Je ne comprends pas non plus ce qu'il y aurait de plus logique…

Quoi qu'il en soit, il est faux de dire que ce _qui_ interrogatif serait porteur du genre et non du nombre. Il est en principe au genre et au nombre indifférenciés, donc au masculin singulier. Il peut toutefois être au féminin ou au pluriel dans certains cas particuliers comme nous l'avons vu précédemment. En outre, en tant qu'attribut, le _qui_ interrogatif est fréquemment au pluriel (cf. _Qui sont ces rivaux ?_)

En tant que sujet, le _qui_ interrogatif ne peut être au pluriel que si l'on est certain qu'il s'agit d'une pluralité. Il serait donc illogique et inhabituel de dire _Qui sont partants ?_ étant donné qu'on ne connaît pas à l'avance le nombre de personnes partantes. (Peut-être personne n'est-il partant ; peut-être une seule personne l'est-elle.)


----------



## Logospreference-1

1) Je trouve pertinent de poser la règle en se demandant, comme le fait Grevisse, si _qui_ interrogatif est porteur du genre ou du nombre.

2) La question en ces termes ne saurait concerner que les cas où _qui_ est sujet, elle n'a pas de sens si _qui_ est simplement attribut du sujet, puisque c'est alors le genre et le nombre de ce dernier qui s'imposeront.

3) Dans le cas où l'on ne connaît ni le nombre ni le genre, _qui_ interrogatif sujet prend en effet son genre et son nombre par défaut, le masculin singulier, mais alors la pertinence que je voyais à s'interroger sur le genre et le nombre dont _qui _était porteur me paraît nettement moins évidente.

4) Je ne trouve pas d'exemples, dans le cas où le genre est connu, dans lesquels _qui_ interrogatif sujet n'en serait pas porteur. Alors j'ai tort ou j'ai raison, et si j'ai raison, je ne trouve pas Grevisse logique de poser que _qui _interrogatif sujet n'est pas porteur du genre.

5) Même dans le cas où le nombre est connu, comme dans la question _qui sera désigné pour les rôles de Castor et de Pollux?_, je ne trouve pas d'exemples dans lesquels _qui_ interrogatif sujet serait porteur du pluriel.


----------



## CapnPrep

Logospreference-1 said:


> 4) Je ne trouve pas d'exemples, dans le cas où le genre est connu, dans lesquels _qui_ interrogatif sujet n'en serait pas porteur. Alors j'ai tort ou j'ai raison, et si j'ai raison, je ne trouve pas Grevisse logique de poser que _qui _interrogatif sujet n'est pas porteur du genre.

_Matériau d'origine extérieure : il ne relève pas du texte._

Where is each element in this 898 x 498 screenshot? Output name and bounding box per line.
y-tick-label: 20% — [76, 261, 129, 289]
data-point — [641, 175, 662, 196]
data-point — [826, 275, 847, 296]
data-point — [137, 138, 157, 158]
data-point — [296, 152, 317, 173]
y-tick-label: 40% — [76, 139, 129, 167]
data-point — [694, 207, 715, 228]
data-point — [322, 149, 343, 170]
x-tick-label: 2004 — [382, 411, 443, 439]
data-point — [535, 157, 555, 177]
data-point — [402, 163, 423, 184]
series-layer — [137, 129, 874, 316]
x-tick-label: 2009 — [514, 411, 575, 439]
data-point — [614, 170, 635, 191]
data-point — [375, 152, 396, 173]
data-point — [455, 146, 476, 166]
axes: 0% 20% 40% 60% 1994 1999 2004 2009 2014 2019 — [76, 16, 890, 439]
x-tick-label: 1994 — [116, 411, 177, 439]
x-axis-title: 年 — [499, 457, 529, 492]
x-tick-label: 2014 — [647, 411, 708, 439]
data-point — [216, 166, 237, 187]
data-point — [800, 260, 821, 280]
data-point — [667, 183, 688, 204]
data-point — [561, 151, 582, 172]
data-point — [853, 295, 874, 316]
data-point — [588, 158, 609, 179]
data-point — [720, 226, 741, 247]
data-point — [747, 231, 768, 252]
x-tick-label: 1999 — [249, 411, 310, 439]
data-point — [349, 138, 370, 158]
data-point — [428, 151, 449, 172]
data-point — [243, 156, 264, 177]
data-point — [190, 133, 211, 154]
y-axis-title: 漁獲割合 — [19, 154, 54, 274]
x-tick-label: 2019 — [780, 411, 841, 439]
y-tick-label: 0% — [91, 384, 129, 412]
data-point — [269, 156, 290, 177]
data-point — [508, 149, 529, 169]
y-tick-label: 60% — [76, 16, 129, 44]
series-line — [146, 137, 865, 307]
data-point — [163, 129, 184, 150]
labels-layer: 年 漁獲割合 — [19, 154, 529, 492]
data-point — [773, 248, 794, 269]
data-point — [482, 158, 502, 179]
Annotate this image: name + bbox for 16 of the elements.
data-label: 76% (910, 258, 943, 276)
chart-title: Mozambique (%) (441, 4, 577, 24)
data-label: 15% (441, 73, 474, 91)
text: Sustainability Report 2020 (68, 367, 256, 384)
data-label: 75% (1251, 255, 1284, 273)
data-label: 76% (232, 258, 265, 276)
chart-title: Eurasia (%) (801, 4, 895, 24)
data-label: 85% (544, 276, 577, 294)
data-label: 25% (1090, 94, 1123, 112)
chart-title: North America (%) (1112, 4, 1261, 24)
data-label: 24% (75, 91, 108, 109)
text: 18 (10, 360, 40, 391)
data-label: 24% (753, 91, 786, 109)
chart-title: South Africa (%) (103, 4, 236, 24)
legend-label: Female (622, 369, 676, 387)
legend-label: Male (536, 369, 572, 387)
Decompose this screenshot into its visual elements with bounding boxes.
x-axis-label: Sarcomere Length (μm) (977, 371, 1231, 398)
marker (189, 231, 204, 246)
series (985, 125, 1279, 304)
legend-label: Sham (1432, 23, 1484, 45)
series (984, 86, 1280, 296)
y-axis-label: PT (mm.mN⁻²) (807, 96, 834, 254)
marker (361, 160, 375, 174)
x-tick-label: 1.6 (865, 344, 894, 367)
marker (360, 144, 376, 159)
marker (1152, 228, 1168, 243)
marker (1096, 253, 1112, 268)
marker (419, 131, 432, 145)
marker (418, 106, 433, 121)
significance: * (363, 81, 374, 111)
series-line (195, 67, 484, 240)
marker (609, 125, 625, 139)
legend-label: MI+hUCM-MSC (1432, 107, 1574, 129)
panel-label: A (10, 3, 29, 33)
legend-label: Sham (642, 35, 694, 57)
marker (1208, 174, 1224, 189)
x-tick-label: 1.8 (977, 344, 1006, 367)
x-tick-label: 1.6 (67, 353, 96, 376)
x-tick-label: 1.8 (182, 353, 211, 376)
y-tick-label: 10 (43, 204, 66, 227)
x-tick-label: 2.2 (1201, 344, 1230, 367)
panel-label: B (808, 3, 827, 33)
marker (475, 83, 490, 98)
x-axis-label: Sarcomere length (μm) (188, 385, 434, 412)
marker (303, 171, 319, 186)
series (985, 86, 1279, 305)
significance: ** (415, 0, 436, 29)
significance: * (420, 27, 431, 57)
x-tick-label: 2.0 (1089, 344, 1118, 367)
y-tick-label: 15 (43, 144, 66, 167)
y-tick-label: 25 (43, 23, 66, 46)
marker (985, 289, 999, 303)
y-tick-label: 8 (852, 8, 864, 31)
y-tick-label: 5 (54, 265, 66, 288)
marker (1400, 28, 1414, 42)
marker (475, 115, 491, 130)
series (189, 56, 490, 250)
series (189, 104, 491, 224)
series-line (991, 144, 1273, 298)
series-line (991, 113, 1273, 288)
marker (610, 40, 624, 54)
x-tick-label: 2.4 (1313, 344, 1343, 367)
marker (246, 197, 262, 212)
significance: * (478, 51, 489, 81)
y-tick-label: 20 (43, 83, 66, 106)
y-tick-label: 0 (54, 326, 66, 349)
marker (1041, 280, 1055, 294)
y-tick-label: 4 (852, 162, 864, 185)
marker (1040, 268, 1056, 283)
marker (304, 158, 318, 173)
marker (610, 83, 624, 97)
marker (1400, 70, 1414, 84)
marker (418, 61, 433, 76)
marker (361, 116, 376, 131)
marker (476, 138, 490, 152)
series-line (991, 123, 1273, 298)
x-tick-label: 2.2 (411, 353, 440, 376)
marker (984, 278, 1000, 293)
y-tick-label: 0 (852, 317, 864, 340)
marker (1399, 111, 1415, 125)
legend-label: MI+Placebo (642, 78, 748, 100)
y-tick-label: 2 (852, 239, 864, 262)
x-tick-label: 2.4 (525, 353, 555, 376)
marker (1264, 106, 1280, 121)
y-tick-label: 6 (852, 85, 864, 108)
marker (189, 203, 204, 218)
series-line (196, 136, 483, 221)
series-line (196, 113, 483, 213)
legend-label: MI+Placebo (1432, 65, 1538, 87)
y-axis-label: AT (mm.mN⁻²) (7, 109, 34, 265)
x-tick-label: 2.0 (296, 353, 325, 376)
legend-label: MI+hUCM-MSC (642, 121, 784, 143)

Quand Grevisse dit que « _Qui_ ne porte pas les  marques du genre et du nombre », il parle de la morphologie du mot : _qui_ n'a pas de formes (distinctes) pour le féminin et le pluriel, comme cela peut être le cas dans d'autres langues. (Ce n'est ni plus ni moins logique, c'est tout simplement vrai.)

Quant à l'accord du verbe, des adjectifs, etc., ce que dit Grevisse est très clair (et appuyé par de nombreux exemples que lui a réussi à trouver). Je pense qu'il suffit de relire le paragraphe en question.


----------



## Logospreference-1

Je ne pensais pas en effet que Grevisse parlait de la morphologie, mais de la fonction grammaticale. Vous avez certainement raison puisqu'il parle de marque.

Parmi les cinq exemples d'accord au pluriel que vous citez de Grevisse au message #4 de ce fil http://forum.wordreference.com/showthread.php?p=9364700#post9364700, trois me semblent concerner _qui_ attribut du sujet (_les plus vilains, les plus méprisables, les premiers_), sauf erreur de ma part, et les deux autres:_ Et qui étaient embêtés alors ?__ Qui furent contents ? _me paraissent contestables. J'aurais personnellement opté dans les deux phrases pour_ lesquels _à la place de_ qui__, _mais on tient là peut-être une autre question.


----------